2017 had a lot of promising movies that were all a close contest for movie of the year. However, “Three Billboards Outside Ebbing, Missouri” was probably the winner in that category, for a few good reasons. Let’s get into why.

“Three Billboards” is a gritty drama film directed by Martin McDonagh. Set in midwestern America, a single mom fights a legal battle with the local police and nearly the entire town. Mildred Hayes (played by Frances McDormand) rents out three billboards on a back road outside of her hometown of Ebbing, MO. They read: “Raped while dying”, followed by “and still no arrests?” and finally, “How come, Chief Willoughby?”

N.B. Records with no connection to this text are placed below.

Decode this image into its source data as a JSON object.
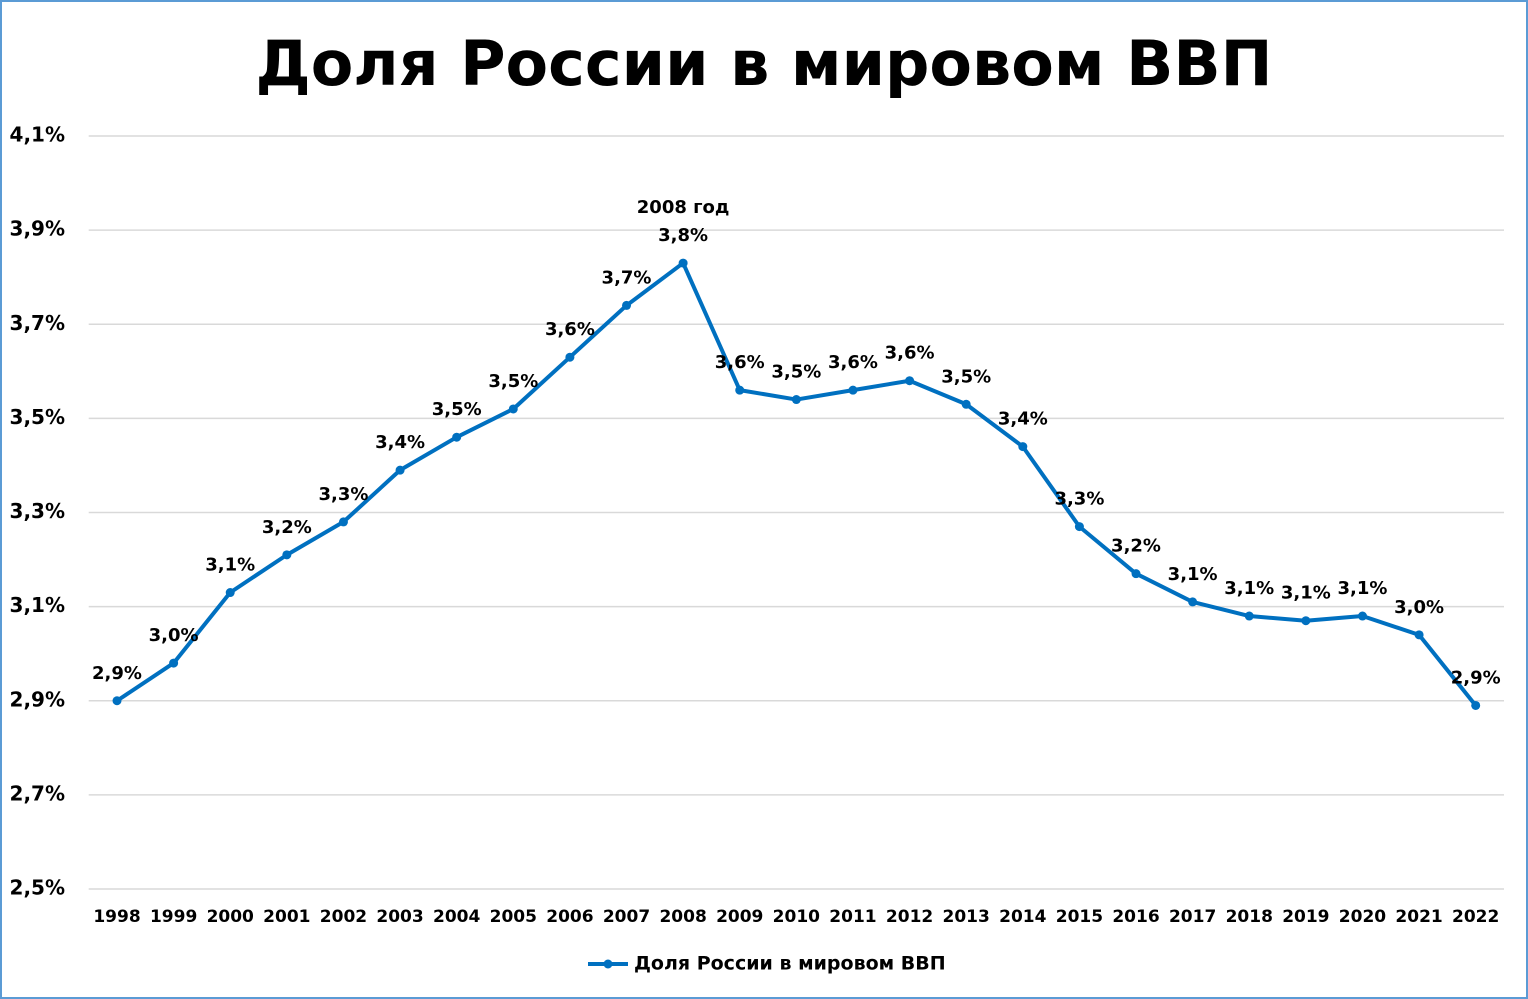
{
  "chart_data": {
    "type": "line",
    "title": "Доля России в мировом ВВП",
    "categories": [
      "1998",
      "1999",
      "2000",
      "2001",
      "2002",
      "2003",
      "2004",
      "2005",
      "2006",
      "2007",
      "2008",
      "2009",
      "2010",
      "2011",
      "2012",
      "2013",
      "2014",
      "2015",
      "2016",
      "2017",
      "2018",
      "2019",
      "2020",
      "2021",
      "2022"
    ],
    "series": [
      {
        "name": "Доля России в мировом ВВП",
        "color": "#0070c0",
        "values": [
          2.9,
          2.98,
          3.13,
          3.21,
          3.28,
          3.39,
          3.46,
          3.52,
          3.63,
          3.74,
          3.83,
          3.56,
          3.54,
          3.56,
          3.58,
          3.53,
          3.44,
          3.27,
          3.17,
          3.11,
          3.08,
          3.07,
          3.08,
          3.04,
          2.89
        ],
        "value_labels": [
          "2,9%",
          "3,0%",
          "3,1%",
          "3,2%",
          "3,3%",
          "3,4%",
          "3,5%",
          "3,5%",
          "3,6%",
          "3,7%",
          "3,8%",
          "3,6%",
          "3,5%",
          "3,6%",
          "3,6%",
          "3,5%",
          "3,4%",
          "3,3%",
          "3,2%",
          "3,1%",
          "3,1%",
          "3,1%",
          "3,1%",
          "3,0%",
          "2,9%"
        ]
      }
    ],
    "ylim": [
      2.5,
      4.1
    ],
    "yticks": [
      {
        "value": 2.5,
        "label": "2,5%"
      },
      {
        "value": 2.7,
        "label": "2,7%"
      },
      {
        "value": 2.9,
        "label": "2,9%"
      },
      {
        "value": 3.1,
        "label": "3,1%"
      },
      {
        "value": 3.3,
        "label": "3,3%"
      },
      {
        "value": 3.5,
        "label": "3,5%"
      },
      {
        "value": 3.7,
        "label": "3,7%"
      },
      {
        "value": 3.9,
        "label": "3,9%"
      },
      {
        "value": 4.1,
        "label": "4,1%"
      }
    ],
    "grid": true,
    "legend": "bottom",
    "annotations": [
      {
        "text": "2008 год",
        "x": "2008"
      }
    ]
  }
}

Hayes continues to fight the police, who insist that she takes the billboards down, especially Chief Willoughby (played by Woody Harrelson). The chief says he feels attacked, and there isn’t much he can do. Mildred is infuriated that she won’t get justice for her murdered daughter, so she takes matters into her own hands.

Mildred turns to the church for assistance, but is turned down by the priest saying she doesn’t attend church enough. Her response is probably one of the best rant scenes in recent history (explicit, I won’t include it here), saying she could have the entire church arrested to keep it brief.

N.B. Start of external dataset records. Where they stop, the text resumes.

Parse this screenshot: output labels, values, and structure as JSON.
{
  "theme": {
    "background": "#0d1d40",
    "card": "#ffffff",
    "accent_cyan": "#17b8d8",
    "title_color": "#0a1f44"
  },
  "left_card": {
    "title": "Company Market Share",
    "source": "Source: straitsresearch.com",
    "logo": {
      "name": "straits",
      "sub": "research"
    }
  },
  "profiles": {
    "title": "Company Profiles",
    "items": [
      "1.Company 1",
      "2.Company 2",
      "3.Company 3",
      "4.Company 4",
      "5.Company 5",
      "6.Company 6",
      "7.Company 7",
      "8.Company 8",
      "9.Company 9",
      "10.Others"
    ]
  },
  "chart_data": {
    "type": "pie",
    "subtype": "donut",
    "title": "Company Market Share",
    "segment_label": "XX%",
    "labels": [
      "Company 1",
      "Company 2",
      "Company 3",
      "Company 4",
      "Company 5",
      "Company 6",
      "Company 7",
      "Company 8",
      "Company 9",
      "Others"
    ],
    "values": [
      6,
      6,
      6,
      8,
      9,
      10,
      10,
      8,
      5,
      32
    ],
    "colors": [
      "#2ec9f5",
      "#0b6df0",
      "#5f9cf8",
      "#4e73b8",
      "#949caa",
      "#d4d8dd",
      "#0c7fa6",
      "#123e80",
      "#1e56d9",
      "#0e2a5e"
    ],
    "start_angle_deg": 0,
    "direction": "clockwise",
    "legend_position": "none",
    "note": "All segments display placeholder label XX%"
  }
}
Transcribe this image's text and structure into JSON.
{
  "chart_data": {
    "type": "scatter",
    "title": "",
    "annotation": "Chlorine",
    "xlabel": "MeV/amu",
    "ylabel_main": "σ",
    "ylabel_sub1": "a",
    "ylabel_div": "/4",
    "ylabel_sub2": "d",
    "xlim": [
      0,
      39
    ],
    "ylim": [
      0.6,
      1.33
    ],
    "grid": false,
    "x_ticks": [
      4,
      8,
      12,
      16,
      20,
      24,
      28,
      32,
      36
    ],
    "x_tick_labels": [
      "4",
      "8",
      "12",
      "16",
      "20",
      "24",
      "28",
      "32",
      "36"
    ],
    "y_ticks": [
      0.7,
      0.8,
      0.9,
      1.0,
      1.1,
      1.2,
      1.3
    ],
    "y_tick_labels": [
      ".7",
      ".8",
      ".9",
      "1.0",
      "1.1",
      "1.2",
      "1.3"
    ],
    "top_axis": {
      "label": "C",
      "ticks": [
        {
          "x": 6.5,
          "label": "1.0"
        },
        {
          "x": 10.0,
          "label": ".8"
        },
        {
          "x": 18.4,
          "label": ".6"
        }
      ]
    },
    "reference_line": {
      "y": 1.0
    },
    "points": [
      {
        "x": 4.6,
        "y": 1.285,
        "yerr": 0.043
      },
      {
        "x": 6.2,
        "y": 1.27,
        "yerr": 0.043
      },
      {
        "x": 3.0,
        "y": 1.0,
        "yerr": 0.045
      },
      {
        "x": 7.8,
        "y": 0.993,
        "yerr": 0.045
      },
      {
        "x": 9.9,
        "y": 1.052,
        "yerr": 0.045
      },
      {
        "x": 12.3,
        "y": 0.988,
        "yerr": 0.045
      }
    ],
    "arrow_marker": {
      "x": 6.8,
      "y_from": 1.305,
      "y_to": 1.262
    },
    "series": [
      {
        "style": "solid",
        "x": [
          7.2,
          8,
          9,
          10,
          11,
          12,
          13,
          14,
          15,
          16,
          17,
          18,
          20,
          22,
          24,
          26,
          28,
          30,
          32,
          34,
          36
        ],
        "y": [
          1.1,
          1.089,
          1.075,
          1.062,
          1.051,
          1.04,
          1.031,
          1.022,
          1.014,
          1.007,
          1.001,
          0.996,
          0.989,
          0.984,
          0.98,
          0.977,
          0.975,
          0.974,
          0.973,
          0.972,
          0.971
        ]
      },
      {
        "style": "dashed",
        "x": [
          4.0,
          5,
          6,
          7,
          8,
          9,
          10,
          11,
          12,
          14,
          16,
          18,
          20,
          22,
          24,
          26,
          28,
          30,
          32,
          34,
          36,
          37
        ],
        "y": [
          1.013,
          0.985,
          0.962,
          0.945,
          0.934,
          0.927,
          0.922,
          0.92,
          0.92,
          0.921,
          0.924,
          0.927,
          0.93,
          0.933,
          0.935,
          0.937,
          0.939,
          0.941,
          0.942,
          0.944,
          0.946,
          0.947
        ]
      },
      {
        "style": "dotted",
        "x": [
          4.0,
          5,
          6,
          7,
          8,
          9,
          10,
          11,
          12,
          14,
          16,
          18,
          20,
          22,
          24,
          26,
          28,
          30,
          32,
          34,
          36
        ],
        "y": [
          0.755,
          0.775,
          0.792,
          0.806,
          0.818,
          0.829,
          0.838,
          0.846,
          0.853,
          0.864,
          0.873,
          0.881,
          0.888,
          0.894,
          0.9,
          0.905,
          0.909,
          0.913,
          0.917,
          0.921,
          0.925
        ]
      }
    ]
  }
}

I don’t want to spoil the rest of the movie as I highly recommend seeing it, but I’ll explain why I find it so intriguing. I find that the atmosphere of a small Midwest US town was executed perfectly, with the close community and the feeling of isolation being very present.

Another good point is the dialogue, which I thought was a huge plus. It didn’t hold back and made up most of the story, and insults or rants really seemed to sting whenever there was an argument. Action was very tense and important to the plot when needed, and helped to further the perpetual feeling of tension throughout the movie.

Of course, the movie had a couple of shortcomings, which is only natural. One of these is that the plot escalated quickly in the beginning, then slowed down a bit in the middle. For example, Woody Harrelson was off the big screen pretty quickly due to his character’s death. Another is the number of people seemingly against Mildred, but none took too much violent action against her for some reason. She was threatened and attacked once, but for the entire town being against her, it seemed pretty light.

All in all, I found “Three Billboards” to be a very robust, unique and well-executed movie overall. I’ll rate it using stars, as it’s commonly understood and a numbered rating seems subjective. I’d give it a 4.5/5 star rating because it wasn’t perfect, but it’s one of the best movies I’ve seen in recent memory.